Samherji, a major Icelandic fishing company, secured a hefty fishing quota off the coast of Namibia, but is also engaged in illegal fishing elsewhere near Africa.
DV reports that Samherji bought a quota of 30,000 tonnes of mackerel off the coast of Namibia last February. The company already does a great deal of fishing off the African coast, with little to no supervision as to what impact this has on fish stocks. In addition, larger Icelandic companies buying smaller fishing quotas in Iceland has forced some small towns here to lose numerous jobs – a business practice despised in Iceland – and yet an Icelandic company has no qualms with essentially conducting the same kind of business in Africa.
Samherji has a base of operations in the Canary Islands, called Katla Seafood.
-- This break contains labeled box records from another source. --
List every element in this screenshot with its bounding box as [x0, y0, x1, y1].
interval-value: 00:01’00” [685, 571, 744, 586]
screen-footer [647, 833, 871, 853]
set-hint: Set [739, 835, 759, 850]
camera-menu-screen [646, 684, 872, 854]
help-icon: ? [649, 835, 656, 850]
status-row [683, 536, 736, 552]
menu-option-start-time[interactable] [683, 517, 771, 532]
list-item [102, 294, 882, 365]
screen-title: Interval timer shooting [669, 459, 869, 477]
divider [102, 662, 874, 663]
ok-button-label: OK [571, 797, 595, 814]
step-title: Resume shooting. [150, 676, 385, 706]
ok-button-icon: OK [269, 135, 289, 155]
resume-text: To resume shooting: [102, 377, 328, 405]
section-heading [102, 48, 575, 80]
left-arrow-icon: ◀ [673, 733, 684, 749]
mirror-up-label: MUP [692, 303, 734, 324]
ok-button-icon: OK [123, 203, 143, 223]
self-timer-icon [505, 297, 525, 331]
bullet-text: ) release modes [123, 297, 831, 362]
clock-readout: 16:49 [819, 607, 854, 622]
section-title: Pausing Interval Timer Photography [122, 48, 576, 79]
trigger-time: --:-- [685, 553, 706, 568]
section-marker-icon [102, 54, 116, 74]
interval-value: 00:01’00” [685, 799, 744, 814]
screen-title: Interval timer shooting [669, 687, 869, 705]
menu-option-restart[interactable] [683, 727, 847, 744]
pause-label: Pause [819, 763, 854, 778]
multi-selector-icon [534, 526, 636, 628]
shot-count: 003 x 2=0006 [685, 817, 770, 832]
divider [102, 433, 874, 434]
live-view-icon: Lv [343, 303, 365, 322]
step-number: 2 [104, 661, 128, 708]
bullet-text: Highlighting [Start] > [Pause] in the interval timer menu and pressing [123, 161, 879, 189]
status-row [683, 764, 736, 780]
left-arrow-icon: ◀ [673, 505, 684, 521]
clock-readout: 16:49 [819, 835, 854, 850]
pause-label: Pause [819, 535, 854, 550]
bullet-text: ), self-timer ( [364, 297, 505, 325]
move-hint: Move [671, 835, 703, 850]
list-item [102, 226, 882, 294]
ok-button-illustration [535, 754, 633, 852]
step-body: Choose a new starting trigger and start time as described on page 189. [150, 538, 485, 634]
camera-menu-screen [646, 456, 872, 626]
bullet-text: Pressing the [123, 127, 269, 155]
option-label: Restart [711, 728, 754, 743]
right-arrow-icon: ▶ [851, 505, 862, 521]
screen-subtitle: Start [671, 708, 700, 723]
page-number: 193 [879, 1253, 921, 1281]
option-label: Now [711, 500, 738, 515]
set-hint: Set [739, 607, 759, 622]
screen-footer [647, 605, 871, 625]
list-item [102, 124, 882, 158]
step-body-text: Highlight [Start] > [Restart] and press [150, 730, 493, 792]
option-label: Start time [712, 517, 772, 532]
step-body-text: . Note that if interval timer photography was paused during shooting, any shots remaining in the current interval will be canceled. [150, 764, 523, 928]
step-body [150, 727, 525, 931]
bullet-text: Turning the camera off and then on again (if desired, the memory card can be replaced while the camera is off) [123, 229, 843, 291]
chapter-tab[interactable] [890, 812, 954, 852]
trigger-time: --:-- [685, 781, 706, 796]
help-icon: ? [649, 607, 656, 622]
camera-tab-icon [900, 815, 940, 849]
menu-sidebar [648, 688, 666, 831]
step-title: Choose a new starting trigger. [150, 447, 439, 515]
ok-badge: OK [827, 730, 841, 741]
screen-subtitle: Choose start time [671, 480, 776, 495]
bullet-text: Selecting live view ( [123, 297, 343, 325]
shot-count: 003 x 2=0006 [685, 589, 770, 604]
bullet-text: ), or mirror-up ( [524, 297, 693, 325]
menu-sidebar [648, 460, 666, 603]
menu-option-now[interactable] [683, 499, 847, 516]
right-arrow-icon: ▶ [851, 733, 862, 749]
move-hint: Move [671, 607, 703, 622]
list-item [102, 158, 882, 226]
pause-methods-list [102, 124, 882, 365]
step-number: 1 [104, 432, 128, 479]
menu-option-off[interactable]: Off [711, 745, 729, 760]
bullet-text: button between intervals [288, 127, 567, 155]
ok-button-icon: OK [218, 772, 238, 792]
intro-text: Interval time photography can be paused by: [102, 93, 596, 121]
Most of the fishing they engage in takes place off the coasts of Morocco, Mauritania and Western Sahara. What makes the Western Saharan fishing particularly shocking is it happens to be illegal.
Western Sahara is officially classified by the United Nations as a “non-self-governing territory”, and the exploitation of its resources violates international law. In fact, the European Parliament’s Legal Service declared last year that fishing in Western Saharan waters was illegal.
Samherji director Þorsteinn Már Baldvinsson, in speaking with Fréttablaðið, said that while the area is “disputed”, Iceland is not the only country fishing there.